Authors: Caleb Fangmeier Date: July 31, 2018
In an effort to understand the effects of additional particles from pileup interactions on the performance of the electron seeding algorithm, both in terms of purity/efficiency as well as fake rate, I modified the ntuple to include pileup information. I added the following fields:
float truePileup;
int inTimePileup;
vector<int> *outOfTimePileup;
It is important to understand what these numbers mean. This data is coming from Monte-Carlo simulation, and therefore the number of pileup interactions is modeled to closely match the observed or expected number that exist in a certain era of detector operation. The model includes a number which represents the expectation value for the number of pileup interactions at a certain time. This is the truePileup
. One can imagine that this number changes slowly during a fill, starting high, but consistently dropping as the proton bunches are depleted.
However, the actual number of pileup interactions from bunch-crossing to bunch-crossing can vary wildly according to a Poisson distribution whose mean is truePileup
. The actual number of pileup events that occurred in the same bunch-crossing as the hard-scatter is referred to as inTimePileup
.
Finally, because of the finite time resolution of the detector, results of previous (and even subsequent) bunch-crossings can be read out along with those of the bunch-crossing of interest. Therefore, the outOfTimePileup
contains the number of pileup interactions for the 12 previous, and the 3 next bunch-crossings.
Having added this info the to the Ntuple, I made distributions of the GSF-Tracking purity, efficiency, and fake-rate as a function of the inTimePileup
, seen below.
It was surprising to me to see that there is virtually zero dependence on the number of PU events for either efficiency or purity. I thought there might be a bug somewhere so I did a few checks.
Looking at the individual distributions, the shape tracks the overall pileup distribution, with, as expected, a roughly constant ratio between the numerator and denominator. I don't see anything else of interest here.
Next, I wanted to check if there was any relation between the number of in-time pileup events and:
The following plots show these relations for the default
working point of the new seeding in the $t\bar{t}$ sample.
Looking at the distributions, there is a pretty clear lack of correlation between any of the chosen variables and the number of in-time pileup events. However, there is an interesting feature in the top right figure. There appear to be peaks in the "# Seeds" distribution at 0, 4, and to a lesser extent 7 and 12. I couldn't think of any clear reason for this. Naively, I would expect a monotonically decreasing distribution, and certainly not something with multiple localized peaks.
For comparison, here are the distributions for the old seeding algorithm:
Things look similar. This shows that the peaks in the previous plots are not an artifact of the new seeding algorithm. In fact, the strips seem to appear (although less sharp) even in the top left plot showing all electron seeds.
Finally, here are the plots for the Drell-Yan sample using the default
working point of the new
seeding. Similar observations as above...

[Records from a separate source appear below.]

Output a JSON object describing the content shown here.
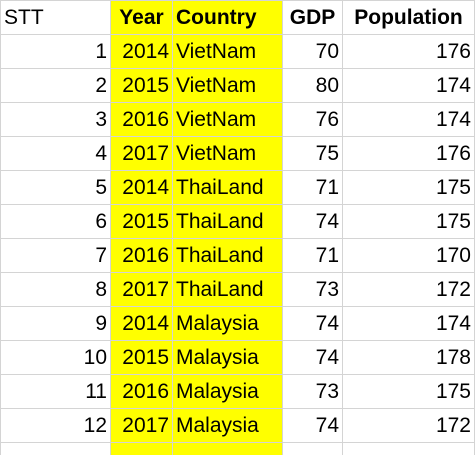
{
  "headers": {
    "stt": "STT",
    "year": "Year",
    "country": "Country",
    "gdp": "GDP",
    "population": "Population"
  },
  "rows": [
    {
      "stt": "1",
      "year": "2014",
      "country": "VietNam",
      "gdp": "70",
      "population": "176"
    },
    {
      "stt": "2",
      "year": "2015",
      "country": "VietNam",
      "gdp": "80",
      "population": "174"
    },
    {
      "stt": "3",
      "year": "2016",
      "country": "VietNam",
      "gdp": "76",
      "population": "174"
    },
    {
      "stt": "4",
      "year": "2017",
      "country": "VietNam",
      "gdp": "75",
      "population": "176"
    },
    {
      "stt": "5",
      "year": "2014",
      "country": "ThaiLand",
      "gdp": "71",
      "population": "175"
    },
    {
      "stt": "6",
      "year": "2015",
      "country": "ThaiLand",
      "gdp": "74",
      "population": "175"
    },
    {
      "stt": "7",
      "year": "2016",
      "country": "ThaiLand",
      "gdp": "71",
      "population": "170"
    },
    {
      "stt": "8",
      "year": "2017",
      "country": "ThaiLand",
      "gdp": "73",
      "population": "172"
    },
    {
      "stt": "9",
      "year": "2014",
      "country": "Malaysia",
      "gdp": "74",
      "population": "174"
    },
    {
      "stt": "10",
      "year": "2015",
      "country": "Malaysia",
      "gdp": "74",
      "population": "178"
    },
    {
      "stt": "11",
      "year": "2016",
      "country": "Malaysia",
      "gdp": "73",
      "population": "175"
    },
    {
      "stt": "12",
      "year": "2017",
      "country": "Malaysia",
      "gdp": "74",
      "population": "172"
    }
  ],
  "colors": {
    "highlight": "#ffff00",
    "gridline": "#d4d4d4"
  }
}
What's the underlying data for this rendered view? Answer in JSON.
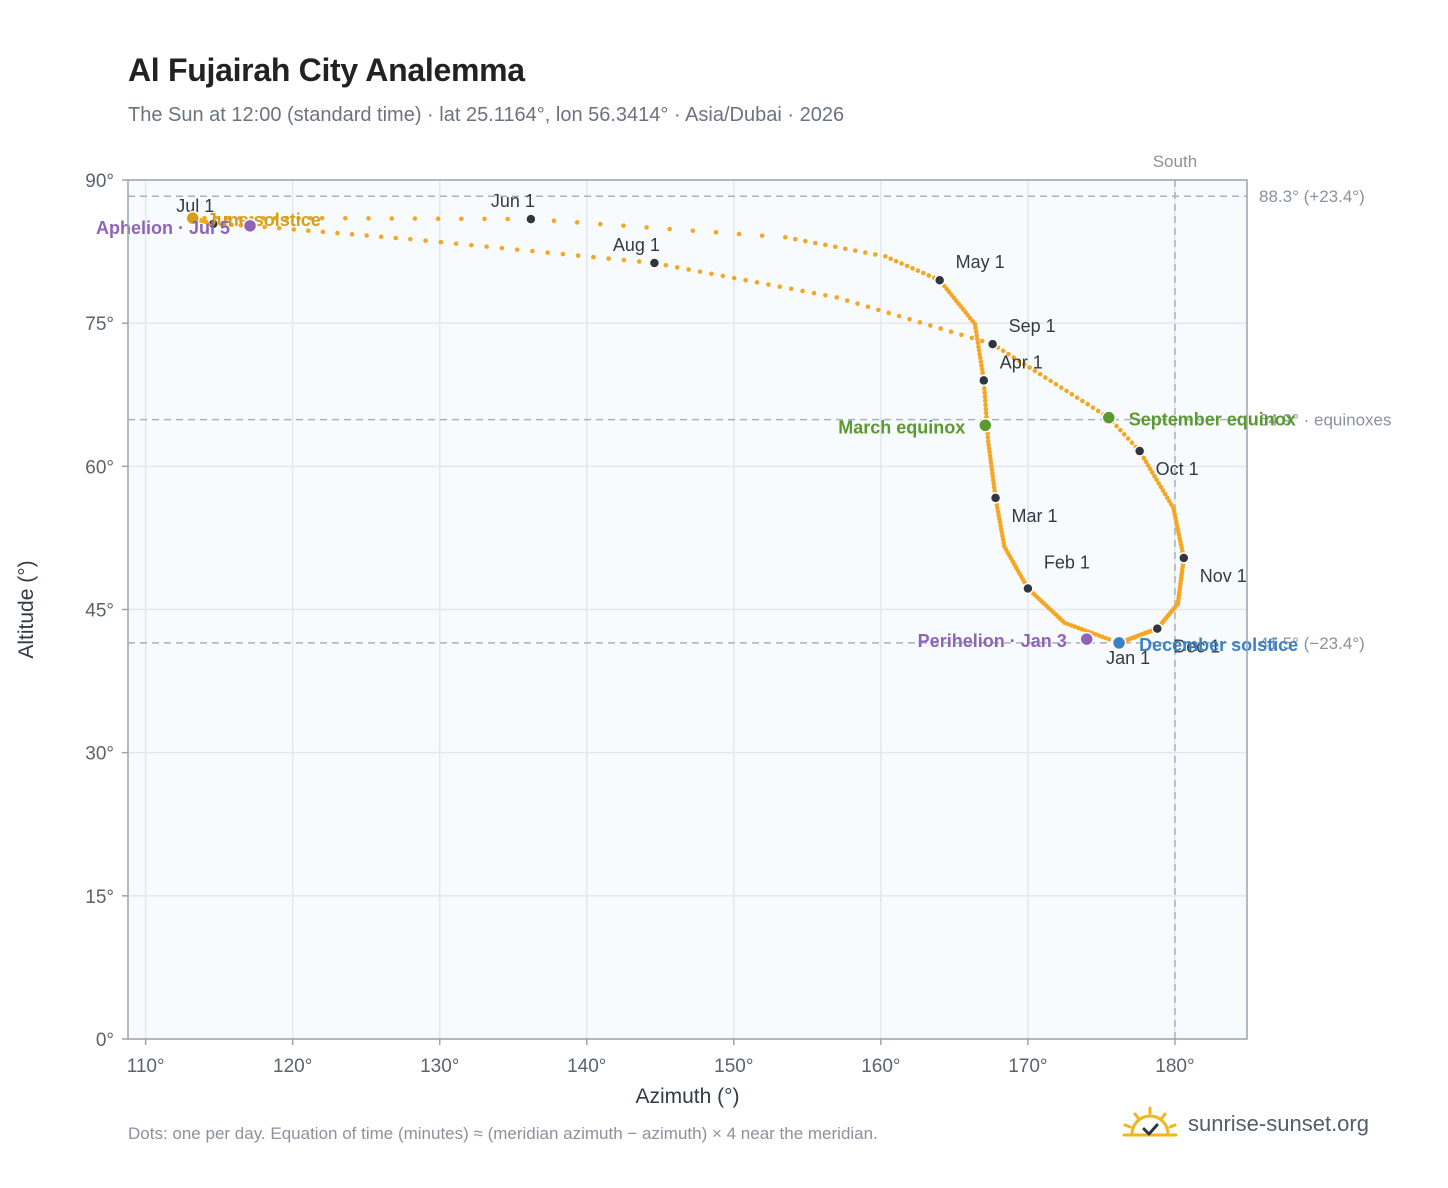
{
  "header": {
    "title": "Al Fujairah City Analemma",
    "subtitle": "The Sun at 12:00 (standard time) · lat 25.1164°, lon 56.3414° · Asia/Dubai · 2026"
  },
  "footer": {
    "note": "Dots: one per day. Equation of time (minutes) ≈ (meridian azimuth − azimuth) × 4 near the meridian.",
    "brand": "sunrise-sunset.org"
  },
  "colors": {
    "analemma": "#f5a623",
    "month_marker": "#2f3640",
    "equinox": "#5a9a2e",
    "june_solstice": "#d4a017",
    "december_solstice": "#3b82c4",
    "apsis": "#8e63b8",
    "reference_line": "#a8b2bc",
    "plot_background": "#f8fbfd"
  },
  "chart_data": {
    "type": "scatter",
    "title": "Al Fujairah City Analemma",
    "subtitle": "The Sun at 12:00 (standard time) · lat 25.1164°, lon 56.3414° · Asia/Dubai · 2026",
    "xlabel": "Azimuth (°)",
    "ylabel": "Altitude (°)",
    "xlim": [
      108.8,
      184.9
    ],
    "ylim": [
      0,
      90
    ],
    "xticks": [
      110,
      120,
      130,
      140,
      150,
      160,
      170,
      180
    ],
    "xtick_labels": [
      "110°",
      "120°",
      "130°",
      "140°",
      "150°",
      "160°",
      "170°",
      "180°"
    ],
    "yticks": [
      0,
      15,
      30,
      45,
      60,
      75,
      90
    ],
    "ytick_labels": [
      "0°",
      "15°",
      "30°",
      "45°",
      "60°",
      "75°",
      "90°"
    ],
    "grid": true,
    "south_line": {
      "azimuth": 180,
      "label": "South"
    },
    "reference_lines": [
      {
        "altitude": 88.3,
        "label": "88.3° (+23.4°)"
      },
      {
        "altitude": 64.9,
        "label": "64.9° · equinoxes"
      },
      {
        "altitude": 41.5,
        "label": "41.5° (−23.4°)"
      }
    ],
    "month_markers": [
      {
        "label": "Jan 1",
        "az": 176.0,
        "alt": 41.6
      },
      {
        "label": "Feb 1",
        "az": 170.0,
        "alt": 47.2
      },
      {
        "label": "Mar 1",
        "az": 167.8,
        "alt": 56.7
      },
      {
        "label": "Apr 1",
        "az": 167.0,
        "alt": 69.0
      },
      {
        "label": "May 1",
        "az": 164.0,
        "alt": 79.5
      },
      {
        "label": "Jun 1",
        "az": 136.2,
        "alt": 85.9
      },
      {
        "label": "Jul 1",
        "az": 114.6,
        "alt": 85.4
      },
      {
        "label": "Aug 1",
        "az": 144.6,
        "alt": 81.3
      },
      {
        "label": "Sep 1",
        "az": 167.6,
        "alt": 72.8
      },
      {
        "label": "Oct 1",
        "az": 177.6,
        "alt": 61.6
      },
      {
        "label": "Nov 1",
        "az": 180.6,
        "alt": 50.4
      },
      {
        "label": "Dec 1",
        "az": 178.8,
        "alt": 43.0
      }
    ],
    "events": [
      {
        "label": "March equinox",
        "az": 167.1,
        "alt": 64.3,
        "kind": "equinox"
      },
      {
        "label": "June solstice",
        "az": 113.2,
        "alt": 86.0,
        "kind": "june_solstice"
      },
      {
        "label": "September equinox",
        "az": 175.5,
        "alt": 65.1,
        "kind": "equinox"
      },
      {
        "label": "December solstice",
        "az": 176.2,
        "alt": 41.5,
        "kind": "december_solstice"
      },
      {
        "label": "Perihelion · Jan 3",
        "az": 174.0,
        "alt": 41.9,
        "kind": "apsis"
      },
      {
        "label": "Aphelion · Jul 5",
        "az": 117.1,
        "alt": 85.2,
        "kind": "apsis"
      }
    ],
    "path_keypoints": [
      {
        "day": 0,
        "az": 176.0,
        "alt": 41.6
      },
      {
        "day": 15,
        "az": 172.5,
        "alt": 43.6
      },
      {
        "day": 31,
        "az": 170.0,
        "alt": 47.2
      },
      {
        "day": 45,
        "az": 168.4,
        "alt": 51.6
      },
      {
        "day": 59,
        "az": 167.8,
        "alt": 56.7
      },
      {
        "day": 75,
        "az": 167.3,
        "alt": 62.6
      },
      {
        "day": 90,
        "az": 167.0,
        "alt": 69.0
      },
      {
        "day": 105,
        "az": 166.4,
        "alt": 74.9
      },
      {
        "day": 120,
        "az": 164.0,
        "alt": 79.5
      },
      {
        "day": 130,
        "az": 160.3,
        "alt": 82.0
      },
      {
        "day": 140,
        "az": 153.5,
        "alt": 84.0
      },
      {
        "day": 151,
        "az": 136.2,
        "alt": 85.9
      },
      {
        "day": 160,
        "az": 122.0,
        "alt": 86.0
      },
      {
        "day": 171,
        "az": 113.2,
        "alt": 86.0
      },
      {
        "day": 181,
        "az": 114.6,
        "alt": 85.4
      },
      {
        "day": 185,
        "az": 117.1,
        "alt": 85.2
      },
      {
        "day": 196,
        "az": 128.0,
        "alt": 83.8
      },
      {
        "day": 212,
        "az": 144.6,
        "alt": 81.3
      },
      {
        "day": 228,
        "az": 157.0,
        "alt": 77.7
      },
      {
        "day": 243,
        "az": 167.6,
        "alt": 72.8
      },
      {
        "day": 265,
        "az": 175.5,
        "alt": 65.1
      },
      {
        "day": 273,
        "az": 177.6,
        "alt": 61.6
      },
      {
        "day": 289,
        "az": 179.9,
        "alt": 55.6
      },
      {
        "day": 304,
        "az": 180.6,
        "alt": 50.4
      },
      {
        "day": 320,
        "az": 180.2,
        "alt": 45.6
      },
      {
        "day": 334,
        "az": 178.8,
        "alt": 43.0
      },
      {
        "day": 355,
        "az": 176.2,
        "alt": 41.5
      },
      {
        "day": 365,
        "az": 176.0,
        "alt": 41.6
      }
    ]
  }
}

The next idea I had that could be the culprit of the "discreetness" is the number of superclusters so I made plots of the number of superclusters vs the number of seeds. The below plots use the default
working point of the new
seeding. The top row used Drell-Yan MC, and the bottom row uses $t\bar{t}$.
Interestingly, it appears that for $t\bar{t}$, the discreetness is hidden in the plot without the ECAL-Driven+HOE<0.15 requirement (left), but appears clearly in the one with it (right). On the other hand, the pattern appears similarly in both plots for Drell-Yan.
So right now, I still don't have a clear answer for the cause of the discreetness, but I think it is important to understand the source since it could be from a bug somewhere.